Translation Memory technology is a must. Which one you go for may be determined or influenced by existing internal processes, particularly if there are linguistic assets (TM’s and Glossaries) in proprietary formats. Your vendors may also have a preferred technology or even propose to use their own. If you go down that road, make sure you own the linguistic assets. The file format is another choice that needs to be made carefully from the start. Open source formats may save you from being locked into one technology. However technology vendors often develop better functionalities for their proprietary formats. It can be a trade-off between productivity and compatibility.
The good news is that conversion between formats is almost always possible. This means migration between technologies is possible, but avoid including conversion as a routine part of the process. Even if it’s automated, having to routinely output TM in several formats for example, will introduce inefficiencies and increased user support requirements.
Translation Management Systems have become so common, some think they are on the way out.

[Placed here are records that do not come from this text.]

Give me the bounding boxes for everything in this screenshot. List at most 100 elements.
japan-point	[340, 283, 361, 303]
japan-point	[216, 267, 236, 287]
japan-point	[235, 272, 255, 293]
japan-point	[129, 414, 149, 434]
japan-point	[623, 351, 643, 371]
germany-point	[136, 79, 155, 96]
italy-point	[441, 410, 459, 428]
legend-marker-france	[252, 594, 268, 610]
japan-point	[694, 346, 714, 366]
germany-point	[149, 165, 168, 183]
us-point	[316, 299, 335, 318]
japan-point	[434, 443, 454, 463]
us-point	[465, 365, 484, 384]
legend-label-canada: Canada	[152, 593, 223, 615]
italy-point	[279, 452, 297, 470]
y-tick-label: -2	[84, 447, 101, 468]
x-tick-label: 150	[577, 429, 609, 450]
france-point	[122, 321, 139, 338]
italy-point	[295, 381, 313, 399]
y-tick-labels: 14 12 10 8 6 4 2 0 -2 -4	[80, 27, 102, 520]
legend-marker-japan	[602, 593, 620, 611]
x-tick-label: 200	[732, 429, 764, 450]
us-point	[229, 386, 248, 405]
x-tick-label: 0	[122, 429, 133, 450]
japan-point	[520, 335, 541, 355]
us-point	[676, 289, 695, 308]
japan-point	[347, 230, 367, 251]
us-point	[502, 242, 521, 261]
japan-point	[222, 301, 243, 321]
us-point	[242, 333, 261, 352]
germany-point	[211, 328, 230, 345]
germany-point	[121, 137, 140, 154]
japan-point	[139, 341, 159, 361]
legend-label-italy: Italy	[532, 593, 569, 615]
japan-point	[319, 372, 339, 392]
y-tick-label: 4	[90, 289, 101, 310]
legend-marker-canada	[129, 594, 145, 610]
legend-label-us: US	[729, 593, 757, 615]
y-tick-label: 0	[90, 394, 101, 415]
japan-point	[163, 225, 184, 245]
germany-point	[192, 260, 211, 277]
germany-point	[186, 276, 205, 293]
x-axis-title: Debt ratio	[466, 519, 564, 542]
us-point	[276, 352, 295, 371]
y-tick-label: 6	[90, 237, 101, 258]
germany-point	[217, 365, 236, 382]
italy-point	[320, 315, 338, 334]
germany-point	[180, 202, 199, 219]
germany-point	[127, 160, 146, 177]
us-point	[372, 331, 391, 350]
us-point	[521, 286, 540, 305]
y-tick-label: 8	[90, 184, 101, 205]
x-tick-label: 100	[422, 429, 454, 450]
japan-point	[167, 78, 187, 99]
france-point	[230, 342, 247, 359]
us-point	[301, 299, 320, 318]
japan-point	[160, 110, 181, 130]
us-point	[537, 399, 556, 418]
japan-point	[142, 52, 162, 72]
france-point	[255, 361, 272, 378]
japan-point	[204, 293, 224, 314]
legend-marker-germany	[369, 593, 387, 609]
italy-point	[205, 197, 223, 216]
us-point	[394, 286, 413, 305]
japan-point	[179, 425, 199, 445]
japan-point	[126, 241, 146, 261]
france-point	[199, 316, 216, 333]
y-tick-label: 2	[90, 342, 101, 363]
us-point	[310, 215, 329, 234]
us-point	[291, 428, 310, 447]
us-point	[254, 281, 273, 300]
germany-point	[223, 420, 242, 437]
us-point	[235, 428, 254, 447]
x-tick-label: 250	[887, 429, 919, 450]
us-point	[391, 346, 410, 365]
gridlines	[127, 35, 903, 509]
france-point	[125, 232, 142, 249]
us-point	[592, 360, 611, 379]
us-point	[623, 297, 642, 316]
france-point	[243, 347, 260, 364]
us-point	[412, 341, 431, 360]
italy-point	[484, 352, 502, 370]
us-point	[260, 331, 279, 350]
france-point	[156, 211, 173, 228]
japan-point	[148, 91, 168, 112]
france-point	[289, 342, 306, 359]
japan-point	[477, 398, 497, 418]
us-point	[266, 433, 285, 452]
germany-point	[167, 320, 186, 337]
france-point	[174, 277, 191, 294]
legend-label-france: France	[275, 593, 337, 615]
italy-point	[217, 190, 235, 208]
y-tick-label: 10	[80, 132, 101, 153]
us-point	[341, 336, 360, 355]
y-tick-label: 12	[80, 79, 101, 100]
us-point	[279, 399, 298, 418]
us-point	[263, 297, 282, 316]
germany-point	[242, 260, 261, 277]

You will at the very least, need a Portal to support file transactions, and share your linguistic assets with all the participants in your supply chain. Emails, preferably automatic notifications, should be used to support the transactions, but they should be avoided when it comes to file swapping. FTP is a common option, easy to set up, learn and cheap to run, but it can soon turn into a mess and gives you zero Project Management visibility. In order to achieve efficient status monitoring, resource pooling and any type of automation, you should consider a Translation Management System.
Whether you go for the big guns like WorldServer or SDL TMS, or for something more agile like XTRF TMS, you will reduce the amount of bottle necks in your process: handoffs will go straight from one participant to the next. The Project Managers will still have visibility, but no one will have to wait on them to pass on the handoff before they get started. TM’s will be updated in real-time and new content will become re-usable immediately.
A few things to look out for in your selection:
- Less click = shorter kickoff time. Setting up Projects in a TMS is an investment. It is always going to be longer then dumping files on an FTP and emailing people to go get them if you look at an isolated Project. As soon as you start looking at a stream of Projects TMS makes complete sense. Still, a TMS’s worst enemy is how many clicks it needs to get going.
- Scalability: you need the ability to start small and deploy further, without worrying about licenses or bandwidth.
- Workflow designer: demand a visual interface, easy to customise which can be edited without having to hire the services of the technology provider. Don’t settle for anything that will leave out at the mercy of the landlord.
- Hosting: weigh your options carefully here again. In-house is good if you have the infrastructure and IT staff. But letting the Technology provider host the product may a more reliable option. This is their business after all, maybe you don’t need to reinvent the wheel on that one.
- User support: the cost and responsiveness of the Support service is essential. No matter how skillful you and your team are, once you deploy a TMS to dozens of individual linguists there will be a non-negligeable demand for training and support. Make sure this is provided for before it happens.
Once you’ve made all these decisions, you will be in good shape to start building and efficient Localisation process. Last but not least, don’t forget to decide whether to spell Localisation with an “s” or a “z”, and then stick to it!